HarperCollins, Büyük Beşli arasındaki tek sendika mağazası olduğundan, buradaki riskler yüksek. Endüstrinin geri kalanı için emek harcama standartlarını belirleme zorunluluğu onu zorluyor: Penguin Random House, ücretlerini yükselttiğinde, ücretlerini de yükseltiyor. Hem sendika içindeki hem de dışındaki destekçiler arasındaki ümit, yeni anlaşmanın öteki Büyük Beş evde benzer yapısal değişimleri tetiklemesi ve hatta bir ihtimal öteki evleri sendikalaşmaya teşvik etmesiydi.
Nihayet, 9 Şubat akşamı saat 20.00’de sendika ve HarperCollins beraber geçici bir anlaşmaya vardıklarını duyurdular. HarperCollins yapmış olduğu açıklamada, “Geçici antak kalma, sözleşme süresi süresince seviyeler içinde asgari maaş artışlarının yanı sıra pazarlık birimi çalışanlarına bir kereye mahsus olmak suretiyle 1.500 $’lık toptan ikramiyeyi içeriyor” dedi. Şu anda, sendikanın yeni çeşitlilik girişimleri getirmeyi yada bir sendika güvenlik maddesi almayı başardığına dair bir kelime yok. Sözleşme onaylanana kadar resmiyet kazanmaz.

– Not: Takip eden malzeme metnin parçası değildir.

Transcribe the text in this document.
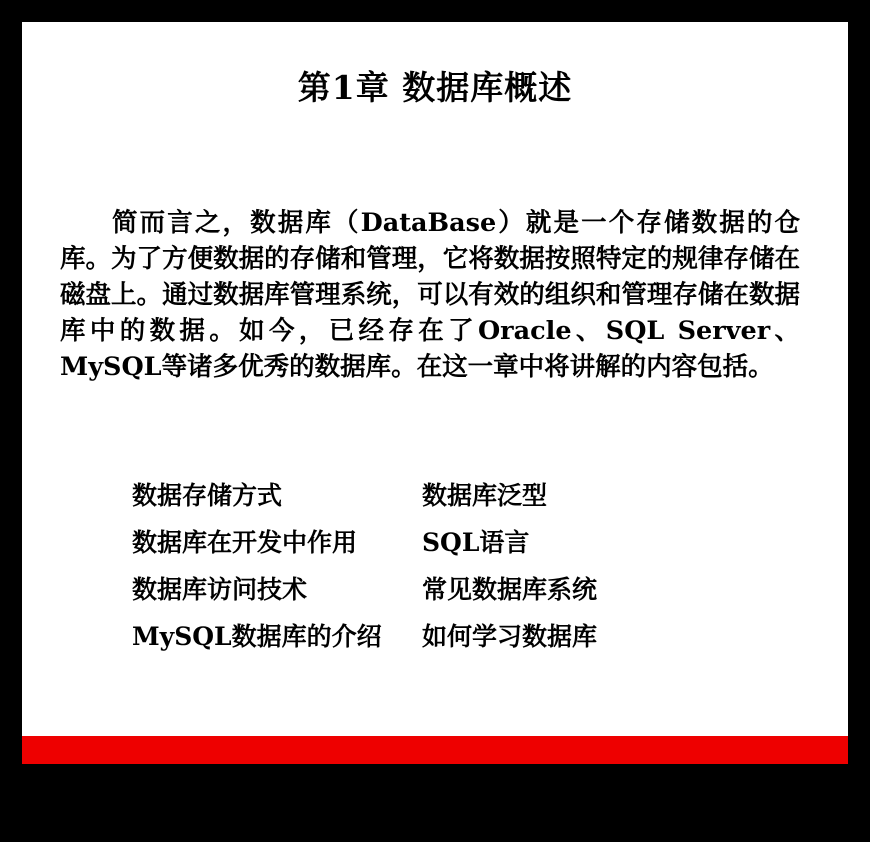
第1章 数据库概述
简而言之，数据库（DataBase）就是一个存储数据的仓库。为了方便数据的存储和管理，它将数据按照特定的规律存储在磁盘上。通过数据库管理系统，可以有效的组织和管理存储在数据库中的数据。如今，已经存在了Oracle、SQL Server、MySQL等诸多优秀的数据库。在这一章中将讲解的内容包括。
数据存储方式	数据库泛型
数据库在开发中作用	SQL语言
数据库访问技术	常见数据库系统
MySQL数据库的介绍	如何学习数据库
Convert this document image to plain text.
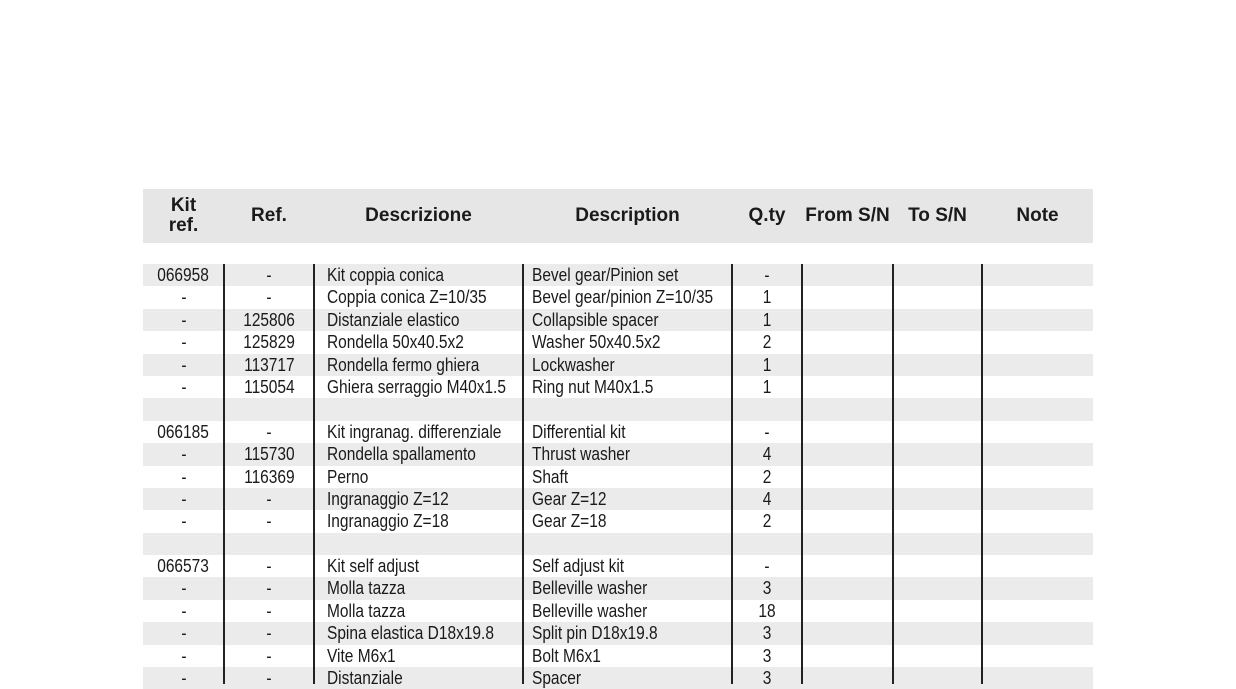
Kit ref.	Ref.	Descrizione	Description	Q.ty	From S/N To S/N	Note
066958	-	Kit coppia conica	Bevel gear/Pinion set	-
-	-	Coppia conica Z=10/35	Bevel gear/pinion Z=10/35	1
-	125806	Distanziale elastico	Collapsible spacer	1
-	125829	Rondella 50x40.5x2	Washer 50x40.5x2	2
-	113717	Rondella fermo ghiera	Lockwasher	1
-	115054	Ghiera serraggio M40x1.5	Ring nut M40x1.5	1
066185	-	Kit ingranag. differenziale	Differential kit	-
-	115730	Rondella spallamento	Thrust washer	4
-	116369	Perno	Shaft	2
-	-	Ingranaggio Z=12	Gear Z=12	4
-	-	Ingranaggio Z=18	Gear Z=18	2
066573	-	Kit self adjust	Self adjust kit	-
-	-	Molla tazza	Belleville washer	3
-	-	Molla tazza	Belleville washer	18
-	-	Spina elastica D18x19.8	Split pin D18x19.8	3
-	-	Vite M6x1	Bolt M6x1	3
-	-	Distanziale	Spacer	3
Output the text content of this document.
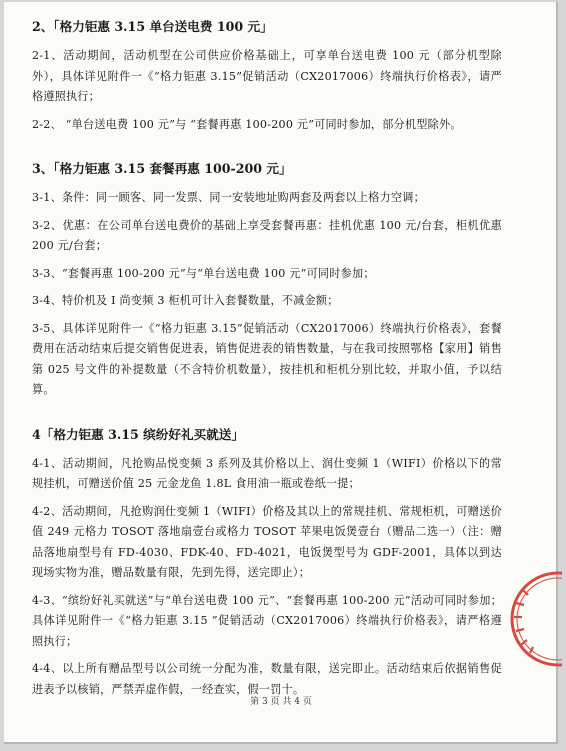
2、「格力钜惠 3.15 单台送电费 100 元」

2-1、活动期间，活动机型在公司供应价格基础上，可享单台送电费 100 元（部分机型除外），具体详见附件一《“格力钜惠 3.15”促销活动（CX2017006）终端执行价格表》，请严格遵照执行；

2-2、 “单台送电费 100 元”与 “套餐再惠 100-200 元”可同时参加，部分机型除外。

3、「格力钜惠 3.15 套餐再惠 100-200 元」

3-1、条件：同一顾客、同一发票、同一安装地址购两套及两套以上格力空调；

3-2、优惠：在公司单台送电费价的基础上享受套餐再惠：挂机优惠 100 元/台套，柜机优惠 200 元/台套；

3-3、“套餐再惠 100-200 元”与“单台送电费 100 元”可同时参加；

3-4、特价机及 I 尚变频 3 柜机可计入套餐数量，不减金额；

3-5、具体详见附件一《“格力钜惠 3.15”促销活动（CX2017006）终端执行价格表》，套餐费用在活动结束后提交销售促进表，销售促进表的销售数量，与在我司按照鄂格【家用】销售第 025 号文件的补提数量（不含特价机数量），按挂机和柜机分别比较，并取小值，予以结算。

4「格力钜惠 3.15 缤纷好礼买就送」

4-1、活动期间，凡抢购品悦变频 3 系列及其价格以上、润仕变频 1（WIFI）价格以下的常规挂机，可赠送价值 25 元金龙鱼 1.8L 食用油一瓶或卷纸一提；

4-2、活动期间，凡抢购润仕变频 1（WIFI）价格及其以上的常规挂机、常规柜机，可赠送价值 249 元格力 TOSOT 落地扇壹台或格力 TOSOT 苹果电饭煲壹台（赠品二选一）（注：赠品落地扇型号有 FD-4030、FDK-40、FD-4021，电饭煲型号为 GDF-2001，具体以到达现场实物为准，赠品数量有限，先到先得，送完即止）；

4-3、“缤纷好礼买就送”与“单台送电费 100 元”、“套餐再惠 100-200 元”活动可同时参加；具体详见附件一《“格力钜惠 3.15 ”促销活动（CX2017006）终端执行价格表》，请严格遵照执行；

4-4、以上所有赠品型号以公司统一分配为准，数量有限，送完即止。活动结束后依据销售促进表予以核销，严禁弄虚作假，一经查实，假一罚十。

第 3 页 共 4 页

“Dürüst olmak gerekirse şokta hissediyorum. Hemen hemen beni tam olarak etkilemedi ve onaylayana kadar buna tam olarak inanacağımı sanmıyorum,” diyor Miller. “Ve forvet dostlarımla kucaklaşıp luktan ağlayana kadar. Fakat işe geri dönmek için heyecanlı ve gerilmiş! Ve bunun sektör genelinde yarattığı dalgalanmaları görmek için.”